# All my IZotope products suddenly switched to trial mode



## TomislavEP (Nov 5, 2020)

I have and use a number of IZotope products on a daily basis, including Ozone 7 and all the Elements series except Nectar. REAPER is my primary DAW. I obtained the Elements titles through Plugin Boutique deals and had installed and authorized them using manual installers. However, some time ago, I've installed Product Portal as well, mostly because of the more straightforward update process. All of my products have been authorized to the computer although I also have Ilok2 (I don't use it at the moment, though).

Yesterday, I've tried to use Neutron 3 Elements in several instances and it was not working. Then I've checked the Product Portal to found that all my installed products have switched to trial mode. Then I've manually re-authorized each of them using my serial numbers, but the Track Assistant feature in Neutron is still broken. I'm yet to try the deep uninstall and re-install hoping to fix it.

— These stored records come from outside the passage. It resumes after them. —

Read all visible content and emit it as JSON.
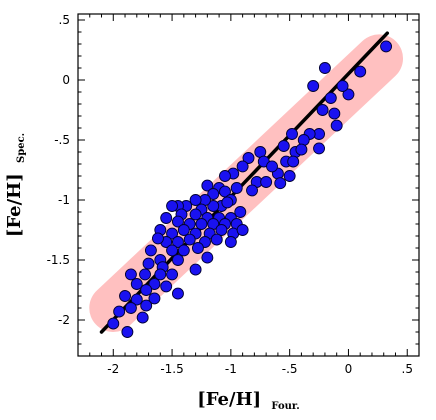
{
  "chart_data": {
    "type": "scatter",
    "xlabel": "[Fe/H]",
    "xlabel_sub": "Four.",
    "ylabel": "[Fe/H]",
    "ylabel_sub": "Spec.",
    "xlim": [
      -2.3,
      0.6
    ],
    "ylim": [
      -2.3,
      0.55
    ],
    "x_ticks": [
      -2,
      -1.5,
      -1,
      -0.5,
      0,
      0.5
    ],
    "x_tick_labels": [
      "-2",
      "-1.5",
      "-1",
      "-.5",
      "0",
      ".5"
    ],
    "y_ticks": [
      -2,
      -1.5,
      -1,
      -0.5,
      0,
      0.5
    ],
    "y_tick_labels": [
      "-2",
      "-1.5",
      "-1",
      "-.5",
      "0",
      ".5"
    ],
    "grid": false,
    "colors": {
      "points": "#1a12f0",
      "point_edge": "#000033",
      "band": "#ffc0c0",
      "fit_line": "#000000"
    },
    "fit_line": {
      "x": [
        -2.1,
        0.33
      ],
      "y": [
        -2.1,
        0.39
      ]
    },
    "band": {
      "x": [
        -2.0,
        0.26
      ],
      "y": [
        -1.9,
        0.18
      ]
    },
    "points": [
      {
        "x": 0.32,
        "y": 0.28
      },
      {
        "x": 0.1,
        "y": 0.07
      },
      {
        "x": -0.2,
        "y": 0.1
      },
      {
        "x": 0.0,
        "y": -0.12
      },
      {
        "x": -0.05,
        "y": -0.05
      },
      {
        "x": -0.15,
        "y": -0.15
      },
      {
        "x": -0.3,
        "y": -0.05
      },
      {
        "x": -0.22,
        "y": -0.25
      },
      {
        "x": -0.12,
        "y": -0.28
      },
      {
        "x": -0.1,
        "y": -0.38
      },
      {
        "x": -0.25,
        "y": -0.45
      },
      {
        "x": -0.33,
        "y": -0.45
      },
      {
        "x": -0.38,
        "y": -0.5
      },
      {
        "x": -0.48,
        "y": -0.45
      },
      {
        "x": -0.55,
        "y": -0.55
      },
      {
        "x": -0.45,
        "y": -0.6
      },
      {
        "x": -0.25,
        "y": -0.57
      },
      {
        "x": -0.53,
        "y": -0.68
      },
      {
        "x": -0.6,
        "y": -0.78
      },
      {
        "x": -0.47,
        "y": -0.68
      },
      {
        "x": -0.5,
        "y": -0.8
      },
      {
        "x": -0.75,
        "y": -0.6
      },
      {
        "x": -0.72,
        "y": -0.68
      },
      {
        "x": -0.65,
        "y": -0.72
      },
      {
        "x": -0.85,
        "y": -0.65
      },
      {
        "x": -0.9,
        "y": -0.72
      },
      {
        "x": -0.78,
        "y": -0.85
      },
      {
        "x": -0.7,
        "y": -0.85
      },
      {
        "x": -0.58,
        "y": -0.86
      },
      {
        "x": -0.98,
        "y": -0.78
      },
      {
        "x": -1.05,
        "y": -0.8
      },
      {
        "x": -0.95,
        "y": -0.9
      },
      {
        "x": -1.1,
        "y": -0.9
      },
      {
        "x": -1.2,
        "y": -0.88
      },
      {
        "x": -1.15,
        "y": -0.95
      },
      {
        "x": -1.05,
        "y": -0.93
      },
      {
        "x": -1.0,
        "y": -1.0
      },
      {
        "x": -1.08,
        "y": -1.05
      },
      {
        "x": -1.15,
        "y": -1.05
      },
      {
        "x": -1.22,
        "y": -1.0
      },
      {
        "x": -1.25,
        "y": -1.08
      },
      {
        "x": -1.3,
        "y": -1.0
      },
      {
        "x": -1.38,
        "y": -1.05
      },
      {
        "x": -1.45,
        "y": -1.05
      },
      {
        "x": -1.5,
        "y": -1.05
      },
      {
        "x": -1.42,
        "y": -1.12
      },
      {
        "x": -1.3,
        "y": -1.12
      },
      {
        "x": -1.2,
        "y": -1.15
      },
      {
        "x": -1.1,
        "y": -1.15
      },
      {
        "x": -1.0,
        "y": -1.15
      },
      {
        "x": -0.92,
        "y": -1.1
      },
      {
        "x": -0.95,
        "y": -1.2
      },
      {
        "x": -1.05,
        "y": -1.2
      },
      {
        "x": -1.15,
        "y": -1.2
      },
      {
        "x": -1.25,
        "y": -1.2
      },
      {
        "x": -1.35,
        "y": -1.2
      },
      {
        "x": -1.45,
        "y": -1.18
      },
      {
        "x": -1.55,
        "y": -1.15
      },
      {
        "x": -1.6,
        "y": -1.25
      },
      {
        "x": -1.5,
        "y": -1.28
      },
      {
        "x": -1.4,
        "y": -1.25
      },
      {
        "x": -1.3,
        "y": -1.28
      },
      {
        "x": -1.18,
        "y": -1.28
      },
      {
        "x": -1.08,
        "y": -1.25
      },
      {
        "x": -0.98,
        "y": -1.28
      },
      {
        "x": -0.9,
        "y": -1.25
      },
      {
        "x": -1.0,
        "y": -1.35
      },
      {
        "x": -1.12,
        "y": -1.33
      },
      {
        "x": -1.22,
        "y": -1.35
      },
      {
        "x": -1.35,
        "y": -1.33
      },
      {
        "x": -1.45,
        "y": -1.35
      },
      {
        "x": -1.55,
        "y": -1.35
      },
      {
        "x": -1.62,
        "y": -1.32
      },
      {
        "x": -1.5,
        "y": -1.42
      },
      {
        "x": -1.4,
        "y": -1.42
      },
      {
        "x": -1.28,
        "y": -1.4
      },
      {
        "x": -1.68,
        "y": -1.42
      },
      {
        "x": -1.6,
        "y": -1.5
      },
      {
        "x": -1.7,
        "y": -1.53
      },
      {
        "x": -1.58,
        "y": -1.56
      },
      {
        "x": -1.45,
        "y": -1.5
      },
      {
        "x": -1.2,
        "y": -1.48
      },
      {
        "x": -1.73,
        "y": -1.62
      },
      {
        "x": -1.6,
        "y": -1.62
      },
      {
        "x": -1.5,
        "y": -1.62
      },
      {
        "x": -1.85,
        "y": -1.62
      },
      {
        "x": -1.65,
        "y": -1.7
      },
      {
        "x": -1.8,
        "y": -1.7
      },
      {
        "x": -1.72,
        "y": -1.75
      },
      {
        "x": -1.55,
        "y": -1.72
      },
      {
        "x": -1.45,
        "y": -1.78
      },
      {
        "x": -1.65,
        "y": -1.82
      },
      {
        "x": -1.8,
        "y": -1.83
      },
      {
        "x": -1.9,
        "y": -1.8
      },
      {
        "x": -1.72,
        "y": -1.88
      },
      {
        "x": -1.85,
        "y": -1.9
      },
      {
        "x": -1.75,
        "y": -1.98
      },
      {
        "x": -1.95,
        "y": -1.93
      },
      {
        "x": -2.0,
        "y": -2.03
      },
      {
        "x": -1.88,
        "y": -2.1
      },
      {
        "x": -1.3,
        "y": -1.58
      },
      {
        "x": -1.03,
        "y": -1.02
      },
      {
        "x": -0.82,
        "y": -0.92
      },
      {
        "x": -0.4,
        "y": -0.58
      }
    ]
  }
}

Anyway, I'm wondering has someone else ever had a similar problem, and what seems to be the culprit here so I can avoid this mess in the future? Thanks for your input.


----------



## Mornats (Nov 5, 2020)

I have a similar setup to you (I'm on windows 10, assuming you are too?) so I'll check tonight to see if mine are still working fine.


----------



## ennbr (Nov 5, 2020)

They must have done something I opened the Product Portal all of my izotope plugins are now authorized to my iLok and not the computer as they were and Nectar is showing up as a Full Trial. I checked my iLok and it has none of my izotope plugins listed.

I checked the installed plugins and they have not been changed the only change I'm seeing is the iZotope Portal information.


----------



## TomislavEP (Nov 5, 2020)

Just to confirm - I've managed to fix the Neutron 3 Elements by doing a deep uninstall with Geek Uninstaller then installing it again through the Product Portal. I didn't have to do authorization this time.

All of my IZotope apps seem to be working fine now but, strangely, only Neutron Elements is shown as "installed" in Product Portal while the others are showing as authorized but not installed. In fact, they are installed, just by using manual installers.

In any case, it looks like they've messed something with PP and the automatic update process. To be on the safe side, I'll do a reinstallation of the rest of my apps through PP too.

P.S. Mornats, you're right - I'm using Windows 10 - the version before the latest October Update. It is yet not offered for download through Windows Update so I'm still waiting.


----------



## jcrosby (Nov 5, 2020)

I use Neutron and Ozone pretty much everyday... No funny business over here... That said I'm on a mac and don't mess with their product portal. I do recall trying portal quite a while ago (couple years ago maybe?) and something quirky happened so I've chosen to stick with the old school challenge/response that's never failed me...


----------



## Mornats (Nov 5, 2020)

Just checked my product portal and it had an update to 1.3.3 which went through fine and no problems with products being in trial mode.


----------